Il doit surtout s’engager à ne plus se servir de l’installation en cas de suspension individuelle de l’expérimentation ou d’interruption de celle-ci par décision du CSS, ou si l’expérimentation n’est pas suivie d’une généralisation de la dérogation. Dans ces cas, le maître d’ouvrage sera tenu d’équiper son bien avec une installation d’ANC conforme aux normes applicables.

Le CSS peut autoriser le propriétaire à participer à l’expérimentation, dès réception de la demande. Il peut aussi surseoir à statuer dans un délai qui ne peut pas excéder un an à compter du 26 avril 2023, et il en informe le propriétaire dans les deux mois qui suivent le dépôt du dossier. En théorie, le comité lui indique les suites données à sa demande ; toutefois, s’il ne répond rien dans un délai de deux mois, la demande de participation à l’expérimentation est rejetée.

Si son dossier est accepté, le propriétaire fournit au Spanc le dossier d’examen préalable de la conception, accompagné du document attestant de sa participation à l’expérimentation. L’installation est considérée comme conforme si elle respecte le présent texte et les autres dispositions réglementaires auxquelles ce texte ne déroge pas.

Les eaux ménagères, seules ou avec les urines ou les lixiviats, sont traitées dans la parcelle d’implantation de l’immeuble. La surface de la parcelle doit être suffisante pour permettre la réalisation du FBB et assurer son bon fonctionnement. La surface du filtre est de 1 m2/EH, avec un minimum de 2 m2. Il est constitué d’un ou de plusieurs filtres unitaires, présentant chacun une longueur de 2 à 5 m, une largeur de 20 à 60 cm et une profondeur de 40 cm au plus. S’il y a plusieurs filtres unitaires, chacun est alimenté par alternance durant une semaine ; cette alimentation se fait à l’air libre, par une chute d’eau d’au moins 2 cm.
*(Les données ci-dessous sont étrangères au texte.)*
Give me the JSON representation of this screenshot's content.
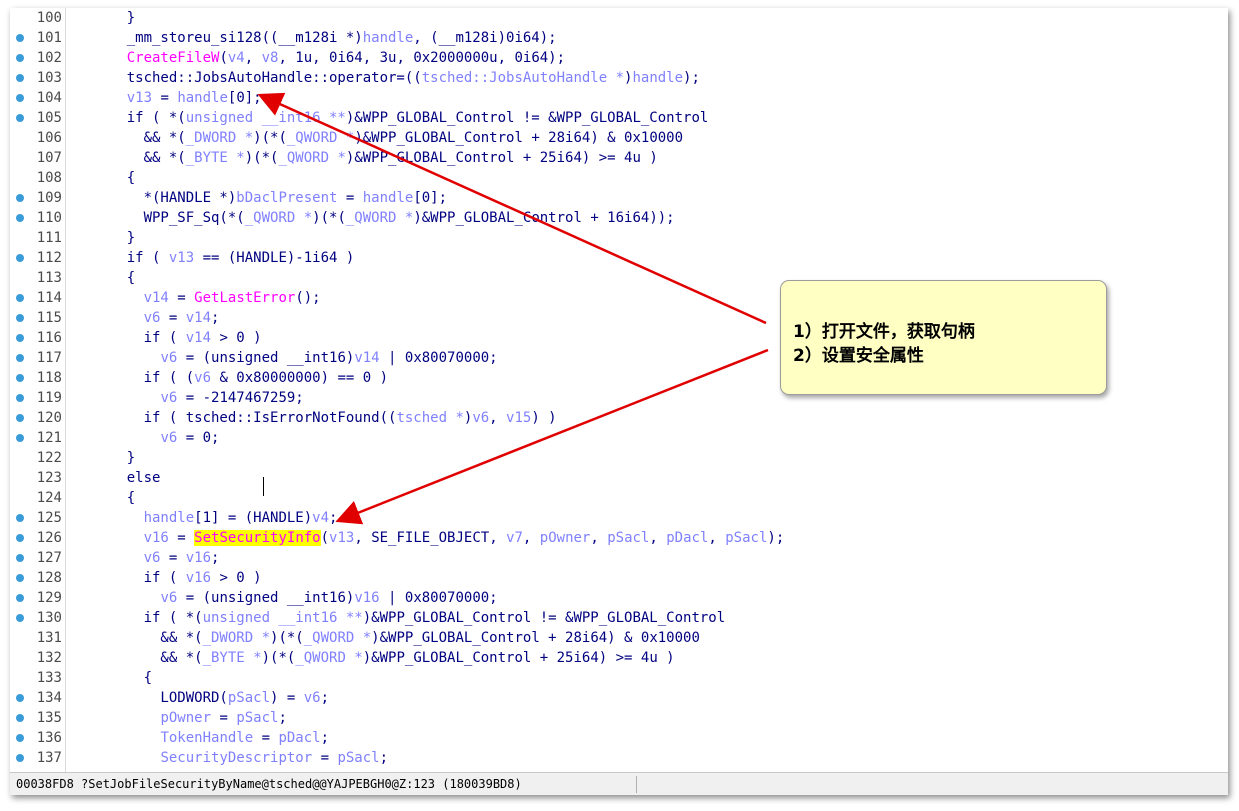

L’installation est implantée à une distance suffisante des habitations afin de limiter les nuisances (NDLR : cette « distance suffisante » n’est pas précisée ici). La présence du FBB doit être signalée, et des mesures de protection doivent éviter tout contact accidentel avec les liquides, avec au moins un grillage autour de l’alimentation à l’air libre de chaque filtre unitaire.

Obligations d’entretien et de maintenance

Le propriétaire doit réaliser des opérations d’entretien et de maintenance, dont un contrôle général de l’installation chaque semaine. Une fois par mois, il surveille l’entretien des espaces verts autour du filtre, il surveille le bon écoulement dans les filtres unitaires et, si nécessaire, il cure les dépôts de surface. Une fois par an, il complète le niveau du broyat de bois pour le maintenir au niveau du sol. Et en cas de colmatage, il renouvelle le broyat du filtre unitaire défectueux, en épandant ou en compostant sur la parcelle le broyat extrait.

Le CSS comprend notamment deux représentants du directeur de l’eau et de la biodiversité (DEB), dont le président du comité, deux représentants du directeur général de la santé, un représentant du directeur général des collectivités locales, un représentant d’un organisme public de recherche dont le domaine comprend l’ANC ou le traitement décentralisé des eaux usées, et trois personnalités qualifiées dans le domaine de l’ANC désignées par le DEB. Le président du CSS est assisté d’un bureau opérationnel dont il choisit les membres.

Ce bureau est chargé de l’examen des dossiers de demande de participation à l’expérimentation et du suivi opérationnel des installations concernées. Il soumet à l’approbation du comité la liste des projets à retenir. Il prépare un bilan annuel de l’expérimentation, établi à partir des informations transmises par les maîtres d’ouvrage et, le cas échéant, par les Spanc, qu’il présente à l’approbation du comité. Le comité peut aussi mettre en place un groupe de travail réunissant les Spanc concernés.

Le CSS est réuni au moins une fois par an par son président pour prendre acte du bilan annuel de l’expérimentation. Il constate les éventuels dysfonctionnements ou manquements aux obligations, comme une mauvaise conception, des écoulements, l’absence de rotation des filtres unitaires ou des carences des propriétaires dans la transmission des informations. Il en informe les Spanc concernés.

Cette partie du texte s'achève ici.